Pour lui, il y avait lieu de tenir compte de deux contraintes : le protocole et la sécurité. Il se disait malgré tout déterminé à faciliter, dans la mesure de ses possibilités, l’accès à l’information présidentielle. L’ancien journaliste de la Crtv s’est visiblement heurté aux réactionnaires du Palais.
Le général Ivo Desancio
Lors des visites d’Hollande et de Buhari, certains journalistes se souviennent d’ailleurs de la rigidité du protocole et surtout d’une sécurité inutilement agressive et susceptible. Pendant la conférence de presse conjointe Biya – Hollande, ils gardent en mémoire les regards obliques que leur jetait le général Ivo Desancio, directeur de la sécurité présidentielle, présenté comme le sécurocrate du régime.

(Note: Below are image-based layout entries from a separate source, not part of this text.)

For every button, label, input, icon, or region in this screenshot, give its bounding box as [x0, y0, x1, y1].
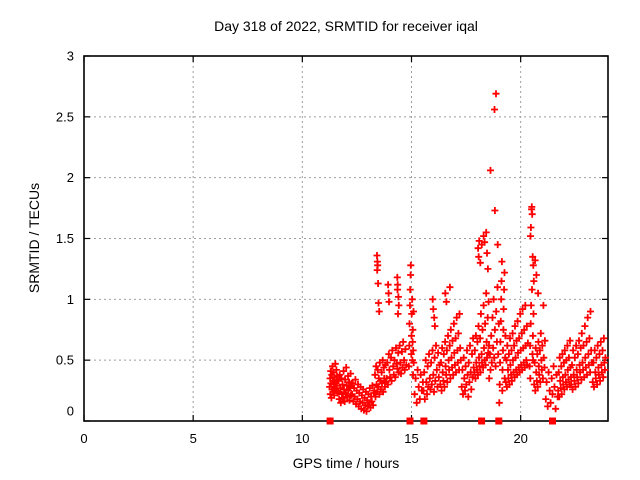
event-marker — [549, 417, 556, 425]
x-tick-label: 20 — [513, 431, 527, 446]
x-axis-label: GPS time / hours — [292, 455, 400, 471]
grid-lines — [84, 56, 608, 421]
event-marker — [478, 417, 486, 425]
data-points — [326, 90, 609, 415]
x-tick-labels: 0 5 10 15 20 — [80, 431, 528, 446]
x-tick-label: 5 — [190, 431, 197, 446]
event-marker — [406, 417, 414, 425]
y-tick-label: 1 — [67, 292, 74, 307]
y-tick-label: 0 — [67, 404, 74, 419]
y-tick-label: 2 — [67, 170, 74, 185]
y-tick-label: 3 — [67, 49, 74, 64]
event-marker — [326, 417, 334, 425]
x-tick-label: 15 — [404, 431, 418, 446]
y-tick-label: 1.5 — [56, 231, 74, 246]
plot-border — [83, 55, 609, 422]
event-markers — [326, 417, 556, 425]
y-tick-label: 0.5 — [56, 353, 74, 368]
y-tick-label: 2.5 — [56, 109, 74, 124]
chart-title: Day 318 of 2022, SRMTID for receiver iqa… — [214, 18, 478, 34]
event-marker — [495, 417, 503, 425]
x-tick-label: 10 — [295, 431, 309, 446]
event-marker — [420, 417, 428, 425]
x-tick-label: 0 — [80, 431, 87, 446]
y-axis-label: SRMTID / TECUs — [26, 182, 42, 294]
y-tick-labels: 0 0.5 1 1.5 2 2.5 3 — [56, 49, 74, 419]
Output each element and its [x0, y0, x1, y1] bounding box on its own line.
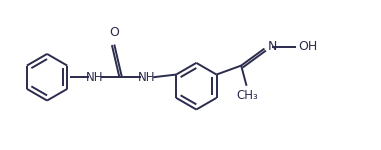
Text: O: O	[109, 26, 119, 39]
Text: N: N	[268, 40, 277, 53]
Text: NH: NH	[138, 71, 156, 84]
Text: OH: OH	[299, 40, 318, 53]
Text: NH: NH	[86, 71, 104, 84]
Text: CH₃: CH₃	[237, 89, 258, 102]
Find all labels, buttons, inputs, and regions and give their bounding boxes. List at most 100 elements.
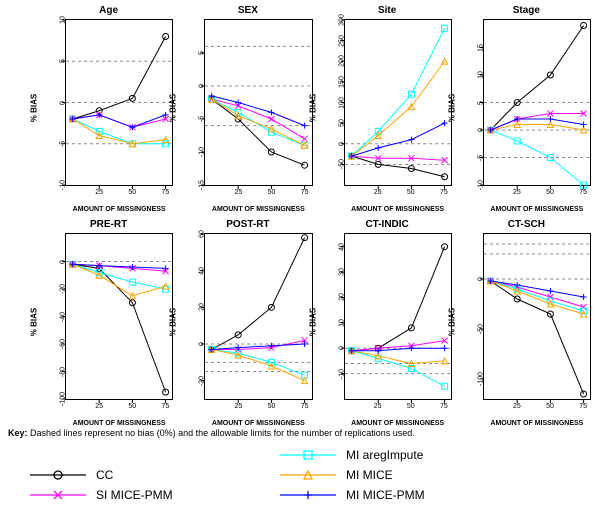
x-tick-label: 75 xyxy=(301,403,309,410)
y-axis-label: % BIAS xyxy=(169,308,178,336)
panel: POST-RT% BIASAMOUNT OF MISSINGNESS255075… xyxy=(179,219,316,425)
key-prefix: Key: xyxy=(8,428,28,438)
y-tick-label: -10 xyxy=(60,175,67,195)
x-tick-label: 50 xyxy=(407,189,415,196)
figure-root: Age% BIASAMOUNT OF MISSINGNESS255075-10-… xyxy=(0,0,600,524)
x-axis-label: AMOUNT OF MISSINGNESS xyxy=(204,420,312,427)
y-tick-label: 5 xyxy=(477,93,484,113)
panel: CT-SCH% BIASAMOUNT OF MISSINGNESS255075-… xyxy=(458,219,595,425)
y-tick-label: -50 xyxy=(477,319,484,339)
x-tick-label: 50 xyxy=(268,403,276,410)
y-tick-label: 300 xyxy=(338,10,345,30)
panel: Stage% BIASAMOUNT OF MISSINGNESS255075-1… xyxy=(458,5,595,211)
legend-row: CC MI MICE xyxy=(28,465,568,485)
y-tick-label: 0 xyxy=(477,269,484,289)
x-axis-label: AMOUNT OF MISSINGNESS xyxy=(344,206,452,213)
key-text: Dashed lines represent no bias (0%) and … xyxy=(28,428,415,438)
y-tick-label: 0 xyxy=(477,120,484,140)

Jean-François Chanon, journaliste au Messager n’est pas surpris par l’échec de cette initiative qui visait pourtant à faciliter l’accès des journalistes à l’information présidentielle. « Je ne suis pas surpris, rigole-t-il. Je savais qu’ils ne pouvaient pas ainsi ouvrir la présidence à la presse privée. Ils ont trop de choses à cacher. En fait, ils pensaient qu’en nous accréditant, ils feraient de nous des communicateurs de la présidence ou des propagandistes. Malheureusement, il y avait des journalistes dans le pool qui ont une forte personnalité et ne peuvent en aucun cas accepter de travailler sous la dictée de qui que ce soit. »
Un autre journaliste accrédité à l’époque à la présidence lors de la visite de François Hollande va plus loin. « La question, analyse-t-il, est de savoir si le présidence du Cameroun est capable de se moderniser. J’en doute. Les habitudes ont la peau dure. Ailleurs, il y a des journalistes qui font toute leur carrière comme correspondants de leurs journaux à la présidence.